A motion for leave to renew "must be based upon 'new facts not offered on the prior motion,' or a change in the law, that would change the prior determination" (Wells Fargo Del. Trust Co., N.A. v De Los Santos, 186 AD3d 900, 901 [2020], quoting CPLR 2221 [e] [2]; see MTGLQ Invs., L.P. v Rebecca, 208 AD3d 869, 871 [2022]). "Although the requirement that a motion for renewal must be based on new facts is a flexible one . . . , a motion to renew is not a second chance freely given to parties who have not exercised due diligence in making their first factual presentation, and the Supreme Court lacks discretion to grant renewal where the moving party omits a reasonable justification for failing to present the new facts on the original motion" (Jovanovic v Jovanovic, 96 AD3d 1019, 1020 [2012] [citations omitted]; see Seegopaul v MTA Bus Co., 210 AD3d 715, 716 [2022]; Mooklal v Clermont Farm Corp., 187 AD3d 740, 741 [2020]). Moreover, " '[l]eave to renew is not warranted where the factual material adduced in connection with the subsequent motion is merely cumulative with respect to the factual material submitted in connection with the original motion' " (Deutsche Bank Natl. Trust Co. v Galloway, 214 AD3d 625, 626 [2023], quoting Ferraro Foods, Inc. v Guyon, Inc., 165 AD3d 628, 630 [2018]).

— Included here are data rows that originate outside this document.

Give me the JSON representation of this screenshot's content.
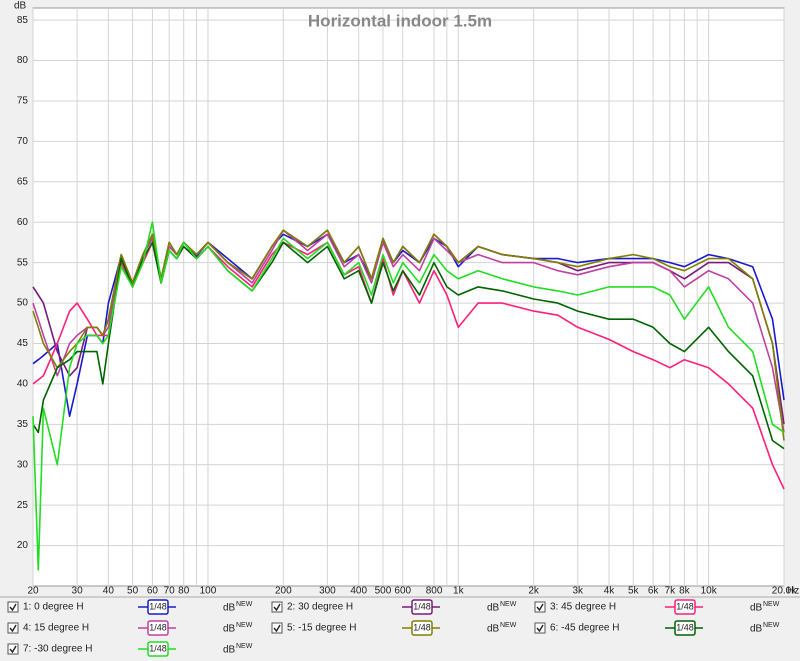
{
  "chart_data": {
    "type": "line",
    "title": "Horizontal indoor 1.5m",
    "x_unit": "Hz",
    "y_unit": "dB",
    "log_x": true,
    "grid": true,
    "xlim": [
      20,
      20000
    ],
    "ylim": [
      15,
      86.5
    ],
    "xticks": [
      20,
      30,
      40,
      50,
      60,
      70,
      80,
      100,
      200,
      300,
      400,
      500,
      600,
      800,
      {
        "value": 1000,
        "label": "1k"
      },
      {
        "value": 2000,
        "label": "2k"
      },
      {
        "value": 3000,
        "label": "3k"
      },
      {
        "value": 4000,
        "label": "4k"
      },
      {
        "value": 5000,
        "label": "5k"
      },
      {
        "value": 6000,
        "label": "6k"
      },
      {
        "value": 7000,
        "label": "7k"
      },
      {
        "value": 8000,
        "label": "8k"
      },
      {
        "value": 10000,
        "label": "10k"
      },
      {
        "value": 20000,
        "label": "20.0k"
      }
    ],
    "xminorticks": [
      90,
      900,
      9000
    ],
    "yticks": [
      20,
      25,
      30,
      35,
      40,
      45,
      50,
      55,
      60,
      65,
      70,
      75,
      80,
      85
    ],
    "legend_controls": {
      "smoothing": "1/48",
      "unit": "dB",
      "unit_tag": "NEW"
    },
    "x": [
      20,
      21,
      22,
      25,
      28,
      30,
      33,
      36,
      38,
      40,
      45,
      50,
      55,
      60,
      65,
      70,
      75,
      80,
      90,
      100,
      120,
      150,
      180,
      200,
      250,
      300,
      350,
      400,
      450,
      500,
      550,
      600,
      700,
      800,
      900,
      1000,
      1200,
      1500,
      2000,
      2500,
      3000,
      4000,
      5000,
      6000,
      7000,
      8000,
      10000,
      12000,
      15000,
      18000,
      20000
    ],
    "series": [
      {
        "name": "1: 0 degree H",
        "color": "#1a1acc",
        "values": [
          42.5,
          43,
          43.5,
          45,
          36,
          40,
          46,
          46,
          45,
          50,
          55.8,
          52.5,
          56,
          58,
          53,
          57,
          56,
          57.5,
          55.8,
          57.5,
          55.5,
          53,
          57,
          58.5,
          57,
          58.5,
          55,
          56,
          53,
          57.8,
          55,
          56.5,
          55,
          58,
          57,
          54.5,
          57,
          56,
          55.5,
          55.5,
          55,
          55.5,
          55.5,
          55.5,
          55,
          54.5,
          56,
          55.5,
          54.5,
          48,
          38
        ]
      },
      {
        "name": "2: 30 degree H",
        "color": "#7a1a7a",
        "values": [
          52,
          51,
          50,
          44,
          41,
          42,
          47,
          47,
          46,
          48,
          56,
          52.5,
          56,
          58.5,
          53,
          57.5,
          56,
          57.5,
          56,
          57.5,
          55,
          53,
          57,
          59,
          57,
          59,
          55,
          57,
          53,
          58,
          55,
          57,
          55,
          58.5,
          57,
          55,
          57,
          56,
          55.5,
          55,
          54,
          55,
          55,
          55,
          54,
          53,
          55,
          55,
          53,
          45,
          35
        ]
      },
      {
        "name": "3: 45 degree H",
        "color": "#ff1f7a",
        "values": [
          40,
          40.5,
          41,
          45,
          49,
          50,
          48,
          46,
          46,
          46,
          55,
          52,
          55,
          57.5,
          52.5,
          56.5,
          55.5,
          57,
          55.5,
          57,
          54.5,
          52,
          56,
          57.5,
          56,
          57.5,
          53.5,
          54.5,
          50,
          55.5,
          51,
          54,
          50,
          54,
          51,
          47,
          50,
          50,
          49,
          48.5,
          47,
          45.5,
          44,
          43,
          42,
          43,
          42,
          40,
          37,
          30,
          27
        ]
      },
      {
        "name": "4: 15 degree H",
        "color": "#c040a0",
        "values": [
          50,
          48,
          46,
          41,
          45,
          46,
          47,
          47,
          46,
          47,
          55.5,
          52,
          56,
          58,
          52.5,
          57,
          56,
          57.5,
          56,
          57.5,
          55,
          52.5,
          56.5,
          59,
          56.5,
          58.5,
          54.5,
          56,
          52.5,
          57.5,
          54.5,
          56,
          54,
          58,
          56.5,
          55,
          56,
          55,
          55,
          54,
          53.5,
          54.5,
          55,
          55,
          54,
          52,
          54,
          53,
          50,
          42,
          34
        ]
      },
      {
        "name": "5: -15 degree H",
        "color": "#808000",
        "values": [
          49,
          47,
          45,
          42,
          44,
          45,
          47,
          47,
          46,
          48,
          56,
          52.5,
          56,
          58.5,
          53,
          57.5,
          56,
          57.5,
          56,
          57.5,
          55,
          53,
          57,
          59,
          57,
          59,
          55,
          57,
          53,
          58,
          55,
          57,
          55,
          58.5,
          57,
          55,
          57,
          56,
          55.5,
          55,
          54.5,
          55.5,
          56,
          55.5,
          54.5,
          54,
          55.5,
          55.5,
          53,
          45,
          33
        ]
      },
      {
        "name": "6: -45 degree H",
        "color": "#006400",
        "values": [
          35,
          34,
          38,
          42,
          43,
          44,
          44,
          44,
          40,
          45,
          55.5,
          52,
          55.5,
          57.5,
          52.5,
          56.5,
          55.5,
          57,
          55.5,
          57,
          54,
          51.5,
          55,
          57.5,
          55,
          57,
          53,
          54,
          50,
          55,
          51.5,
          54,
          51,
          55,
          52,
          51,
          52,
          51.5,
          50.5,
          50,
          49,
          48,
          48,
          47,
          45,
          44,
          47,
          44,
          41,
          33,
          32
        ]
      },
      {
        "name": "7: -30 degree H",
        "color": "#22dd22",
        "values": [
          36,
          17,
          37,
          30,
          42,
          45,
          46,
          46,
          45,
          46,
          54.5,
          52,
          55,
          60,
          52.5,
          56.5,
          55.5,
          57.5,
          55.5,
          57,
          54,
          51.5,
          55.5,
          58,
          55.5,
          57.5,
          53.5,
          55,
          51,
          56,
          52.5,
          55,
          52.5,
          56,
          54,
          53,
          54,
          53,
          52,
          51.5,
          51,
          52,
          52,
          52,
          51,
          48,
          52,
          47,
          44,
          35,
          34
        ]
      }
    ]
  }
}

Here, the plaintiffs failed to present new facts or demonstrate a change in the law that would change the prior determination (see Board of Mgrs. of Van Wyck Glen Condominium v Van Wyck at Merritt Park Homeowners Assn., Inc., 211 AD3d 790, 791 [2022]; MTGLQ Invs., L.P. v Rebecca, 208 AD3d at 871). Furthermore, the plaintiffs failed to offer a reasonable justification for the failure to present the alleged new facts on the underlying motion and cross-motion (see Seegopaul v MTA [*2]Bus Co., 210 AD3d at 716). Accordingly, the Supreme Court properly denied that branch of the plaintiffs' motion which was for leave to renew.

The plaintiffs' remaining contentions need not be reached in light of our determination. Barros, J.P., Maltese, Dowling and Voutsinas, JJ., concur.